Mayor Daley, Wal-Mart will do none of what you say it will do
The drumbeat of “news” around Wal-Mart’s entry into Chicago’s retail market continued yesterday, as the local media continued to print Wal-Mart’s press release promising jobs city-wide and wages that start at 50 cents above the minimum wage. And Mayor Daley demanded answers from labor leaders in Chicago for their opposition to the mega-retailer’s urban expansion. “They’re up to the highest point that no other retailer pays at the beginning salary. And they don’t pay that in the suburban area. No other retailer has gone that far,” Daley said, before launching into a tirade that Fran Spielman noted hinted at playing the race card, as the mayor did four years ago when he vetoed the so-called big-box ordinance.
“Why is it only in the African-American and Hispanic [neighborhoods of Chicago] that you cannot build a Wal-Mart? We built one on the West Side and no one complains about it. Those people who work there don’t complain. Those ex-offenders don’t complain. … That’s sales tax for us [for] public transportation, schools and parks,” he said. “If it’s built in a suburb, there’s not one controversy. Not one controversy dealing with the development. And why is it now there’s a controversy? It’s in the African-American community. You ask me.”
via Daley’s Wal-Mart Drama Continues – Chicagoist.

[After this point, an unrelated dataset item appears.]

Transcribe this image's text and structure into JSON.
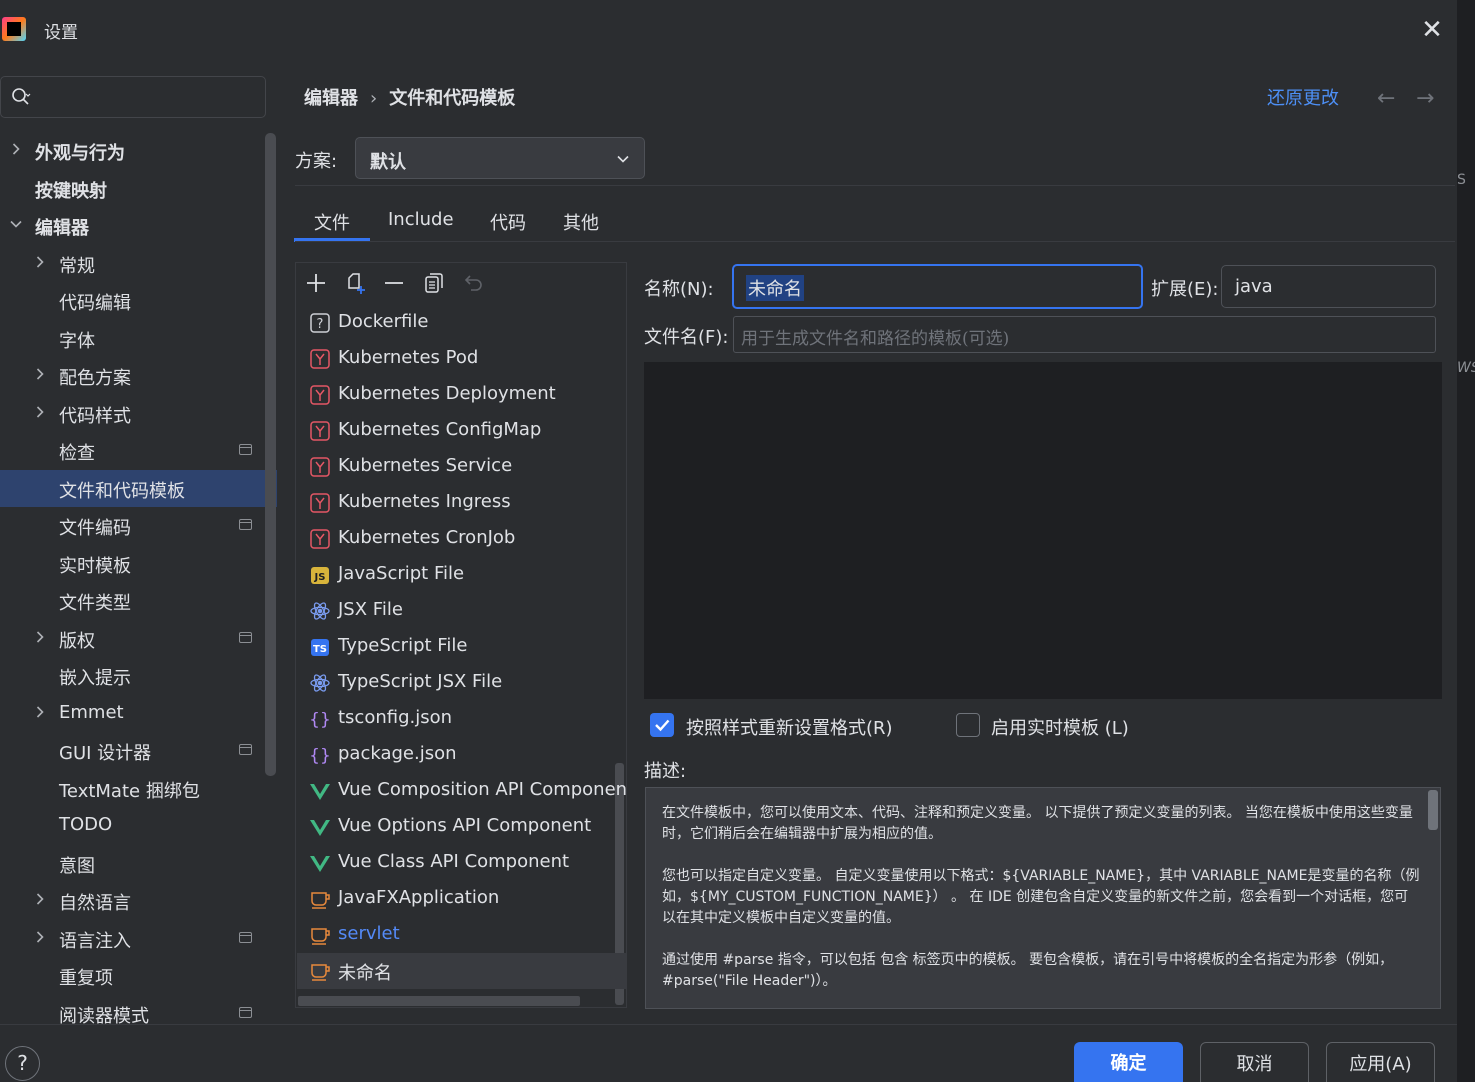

Wal-Mart like most chain stores when they come into a neighborhood do more harm than good. Greg LeRoy has written all about this. Also, there is controversy when a Wal-Mart is built in suburbs all over America. People have stood up and fought back. There are people in Manhattan still fighting the entry of Wal-Mart into that borough. Lastly fifty cents above the minimum wage is not a living wage. Besides the sales tax revenue is Wal-Mart going to pay any other type of corporate taxes or is the city of Chicago giving them a break on those?